Khattak, who arrived at the head of a 27-memebr delegation on Tuesday, was talking to reporters in Kabul after holding a series of meetings with Afghan leaders and officials, including President Ashraf Ghani and Chief Executive Officer Abdullah Abdullah.
A statement from the Presidential Palace said President and Khattak discussed various issues of mutual interest.
The Pakistani delegation also met former president Hamid Karzai, a statement from Karzai’s office said. Karzai and Khattak specifically talked about the situation along the Durand Line.
The two voiced optimism that Pakistan and Afghanistan could ensure peace in both the countries by joining hands against the current challenges.
The chief minister, who was accompanied by some of his provincial ministers and media representatives, told reporters said the Pakistani police had been ordered not to harass Afghan refugees who possessed a special refugee card.
Authorities in Pakistan started arresting and sending back to Afghanistan thousands of Afghan refugees, who fled the 1980s and early 1990s unrest to the neighbouring country, after a bloody attack by Taliban insurgents on a Peshawar school in December last year, killing and wounding hundreds of students.
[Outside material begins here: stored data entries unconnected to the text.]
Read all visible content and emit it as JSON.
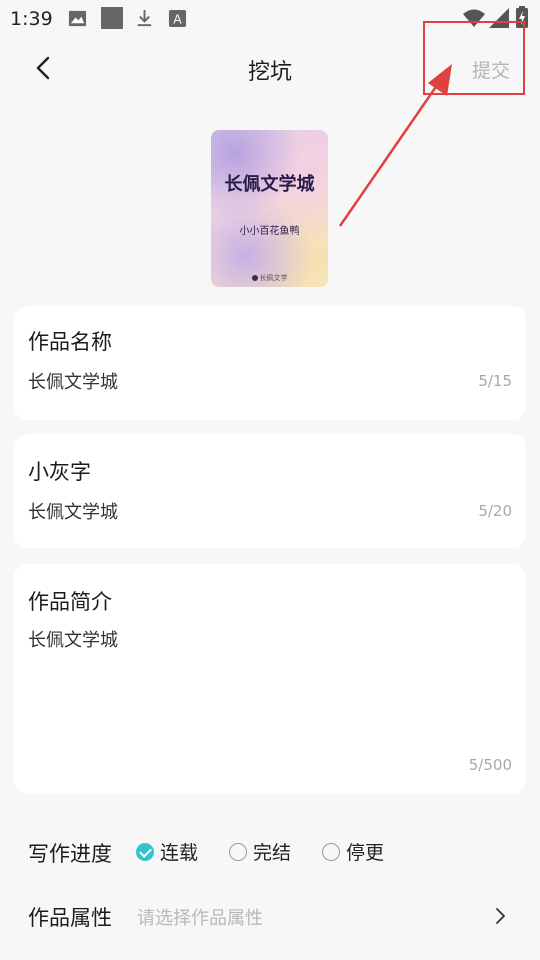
{
  "status_bar": {
    "time": "1:39",
    "icons": [
      "image-icon",
      "square-icon",
      "download-icon",
      "font-a-icon",
      "wifi-icon",
      "signal-icon",
      "battery-icon"
    ]
  },
  "header": {
    "title": "挖坑",
    "submit_label": "提交",
    "back_icon": "chevron-left-icon"
  },
  "cover": {
    "title": "长佩文学城",
    "author": "小小百花鱼鸭",
    "logo_text": "长佩文学"
  },
  "fields": {
    "work_name": {
      "label": "作品名称",
      "value": "长佩文学城",
      "count": "5/15"
    },
    "subtitle": {
      "label": "小灰字",
      "value": "长佩文学城",
      "count": "5/20"
    },
    "intro": {
      "label": "作品简介",
      "value": "长佩文学城",
      "count": "5/500"
    }
  },
  "progress": {
    "label": "写作进度",
    "options": [
      "连载",
      "完结",
      "停更"
    ],
    "selected": "连载"
  },
  "attributes": {
    "label": "作品属性",
    "placeholder": "请选择作品属性"
  },
  "colors": {
    "accent": "#34c4cf",
    "annotation": "#e0413e",
    "muted": "#b5b5b5"
  }
}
Khattak said specific cell phone numbers had been published in the media so that Afghan refugees could use them in case they faced harassment at the hands of security officials.
“The sole purpose of our visit to Afghanistan was to convey our message to the Afghans that we are one and want to work together in a brotherly environment in future.”
Haji Din Mohammad, a member of the High Peace Council, said the visit of the Pakistani delegation showed relations between the two countries had improved.
He termed the visit as fruitful for peace in Afghanistan and hoped that such contacts would continue in future to further bolster economic, social and trade ties between the brotherly nations.